Another part of curriculum reform that’s promising—and that is particularly relevant to this newsletter—is providing coherent, actionable data reports to teachers. Because assessments are usually online, teachers have access to more data than they ever had before, including how long students spent on each question, whether they went back into the text to check their answers, and which questions students struggled with the most. But as I laid out earlier, the curricula are often designed so poorly that the data don’t mean anything, and the reports aren’t that helpful for students. Curriculum designers should spend far more time developing useful software and helpful explanations of the data to teachers so that we’re not relying on teachers with poor data literacy to make instructional decisions.
One obstacle here is that teachers, like most other self-respecting professionals, don’t like to view themselves as cogs in the wheel. Therefore, they may resent being told by curriculum companies how they should adapt their instruction based on the data and assume that they can do it better. I’m not sure if there’s a way around this other than to emphasize to teachers that their time would be best spent doing things that teachers are best at, including classroom management and managing relationships with students and their families. This would require a minor shift in the way we conceive of the teaching job, but it would still likely ruffle some feathers.
There is no silver bullet to education reform. Especially in the U.S., where our education system is spread out over 50 states plus D.C., new ways of teaching or structuring education have to jump over enormous hurdles. This is why focusing on the level of the teacher holds the most promise. We should do what we can to improve the productivity of each teacher—and this means that we shouldn’t rely on teachers to interpret the tea leaves of their students’ assessment data and make informed decisions about how to shift their instruction. That’s something that really should be left to the people who truly know what they’re doing.

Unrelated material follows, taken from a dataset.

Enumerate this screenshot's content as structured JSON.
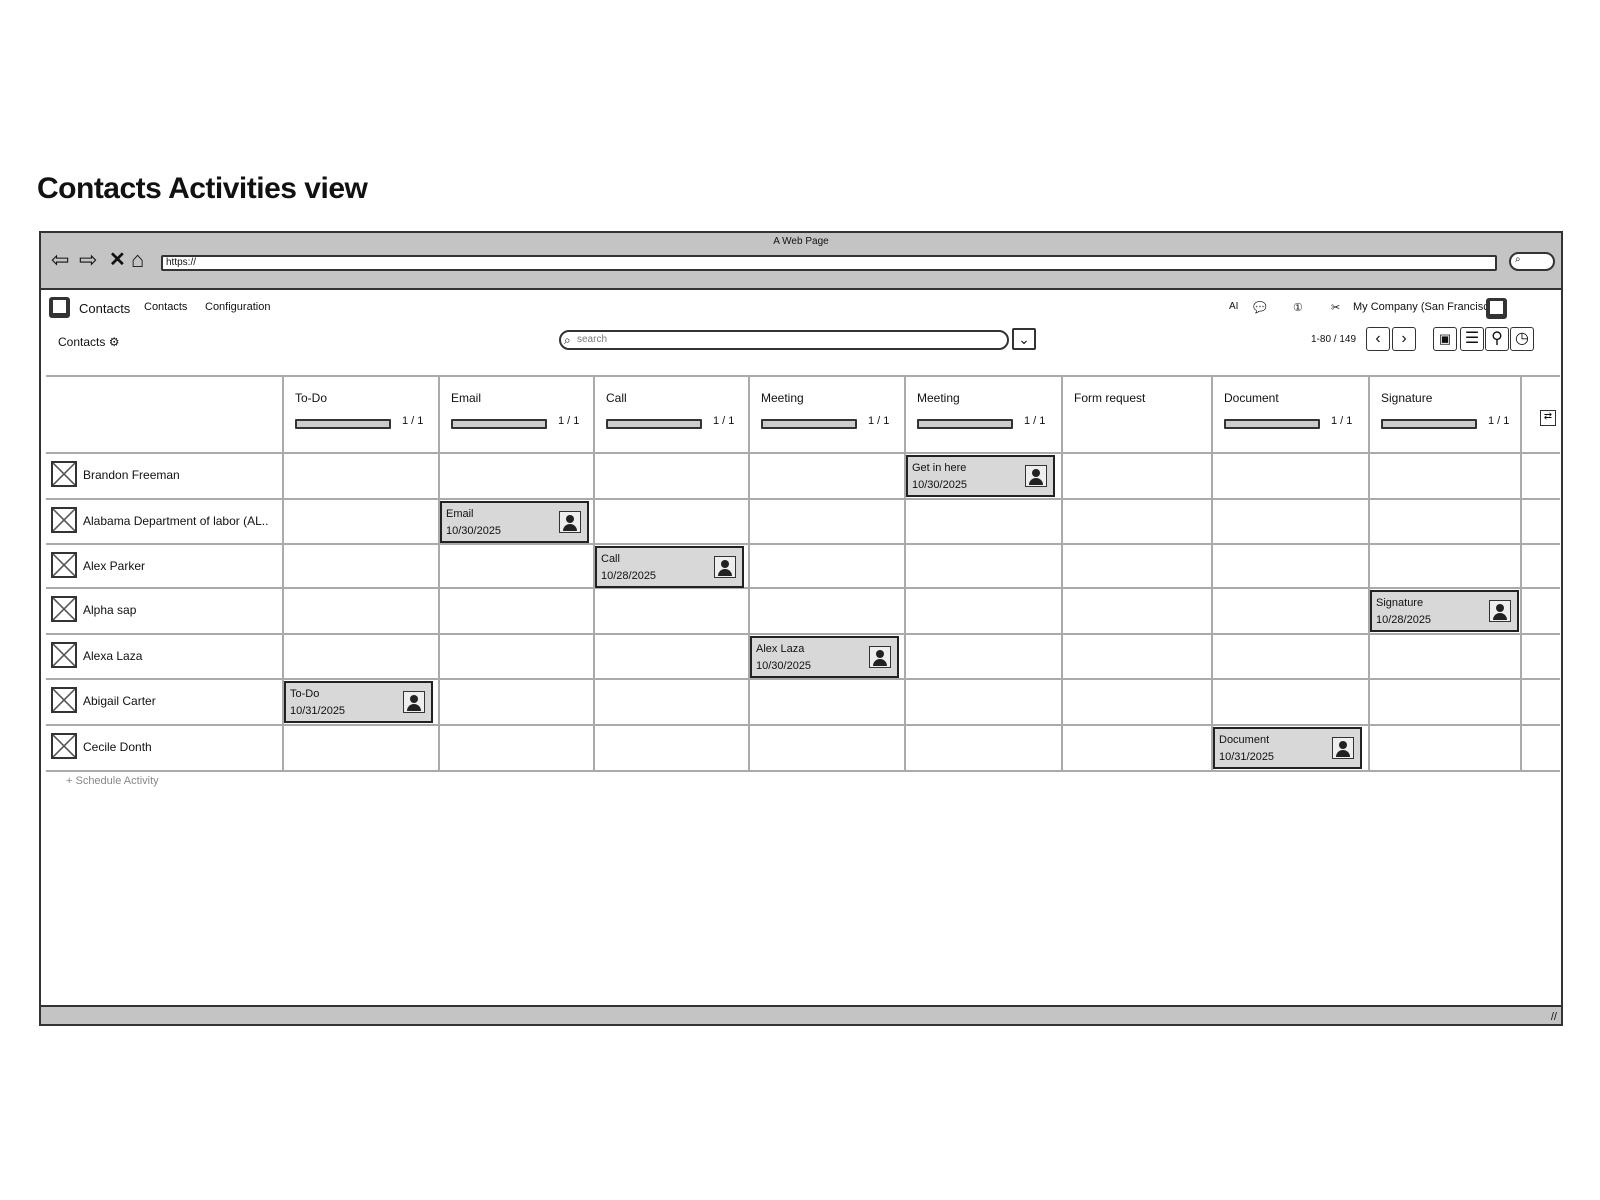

An informative article!! I do wonder how much of a challenge it could be for 'older' more experienced teachers? How many are willing to admit they do need help? I am not in the field, so I could be totally wrong, and all those teachers are not just "doing time" but are anxious to find more productive ways of teaching. Just talking as an "old man"; in the late 60's and early 70's, when I taught, we had nothing close to what you are talking about . Mostly I felt I was on my own, with some help from that more experience teacher in the next room. But nothing formal. Computers? What was that? Formal testing as you described it, I had questions at the end of each chapter and, especially as I look back, they were of little use for me in developing a compressive intervention plan. Mostly what many of us did was work at developing some healthy relationship with some of the students and with parents that cared enough to come on in and talk with us. And many of those kids all ready had motivations to learn. So in my way of thinking education has significantly improved, but as you share, I can see we still have a long way to go.
Love the idea of data. It’s really all that should be relied upon. Without adherence to data, politics quickly creep in and we all know to well where that takes us. Right where we are. Busted.